However, a better understanding of what you’re up against will make you a better trail runner. Preparation helps you avoid injuries and make that next race a little bit easier by considering the climate and just how high up that hill you’ll need to run.

Before we go any further, it’s fair to say you probably have an opinion on humidity versus altitude and which one you’d rather suffer on. Which one is harder? Is there even a definitive answer? Let’s find out.

Hearing from the Pros: The Humid Runner

“I’m definitely more of that ultra-flat trail mindset.

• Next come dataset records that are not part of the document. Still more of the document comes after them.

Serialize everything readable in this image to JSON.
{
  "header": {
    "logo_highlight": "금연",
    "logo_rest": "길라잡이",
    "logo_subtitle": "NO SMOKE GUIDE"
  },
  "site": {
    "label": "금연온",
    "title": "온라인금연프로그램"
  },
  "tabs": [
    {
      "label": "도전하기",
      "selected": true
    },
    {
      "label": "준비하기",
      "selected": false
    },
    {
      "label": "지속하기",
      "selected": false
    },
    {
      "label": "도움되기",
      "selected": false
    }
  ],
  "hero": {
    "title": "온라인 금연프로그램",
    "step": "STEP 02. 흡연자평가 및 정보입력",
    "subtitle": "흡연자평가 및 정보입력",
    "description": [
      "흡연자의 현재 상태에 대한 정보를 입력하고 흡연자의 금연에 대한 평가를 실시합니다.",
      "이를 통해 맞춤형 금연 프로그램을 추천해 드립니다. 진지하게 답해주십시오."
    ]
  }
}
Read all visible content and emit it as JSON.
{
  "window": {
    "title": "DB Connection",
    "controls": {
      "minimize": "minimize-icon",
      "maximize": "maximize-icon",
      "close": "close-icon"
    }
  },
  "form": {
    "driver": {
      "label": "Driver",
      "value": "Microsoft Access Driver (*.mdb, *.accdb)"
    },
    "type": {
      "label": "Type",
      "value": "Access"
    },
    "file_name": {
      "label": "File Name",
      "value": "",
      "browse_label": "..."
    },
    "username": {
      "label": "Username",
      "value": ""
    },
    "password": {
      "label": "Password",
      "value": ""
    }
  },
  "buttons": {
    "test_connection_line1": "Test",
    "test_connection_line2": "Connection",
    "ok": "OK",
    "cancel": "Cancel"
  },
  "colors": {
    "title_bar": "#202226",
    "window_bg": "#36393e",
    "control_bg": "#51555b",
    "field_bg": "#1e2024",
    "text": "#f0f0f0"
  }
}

I’d rather be in the high heat, high humidity conditions, just having the experience in it,” says Patrick Reagan, a trail runner who lives in Savannah, Georgia. “I think it suits me a lot better because it’s what I train in every day.”

Reagan’s running résumé includes a win at the Javelina Jundred and multiple appearances at Western States. The Hoka-sponsored athlete manages to train for all of this living on the relatively flat Georgia coast. He’s also a coach who sees the impacts of the humid climate he calls home daily but still finds time to prepare for big mountain runs.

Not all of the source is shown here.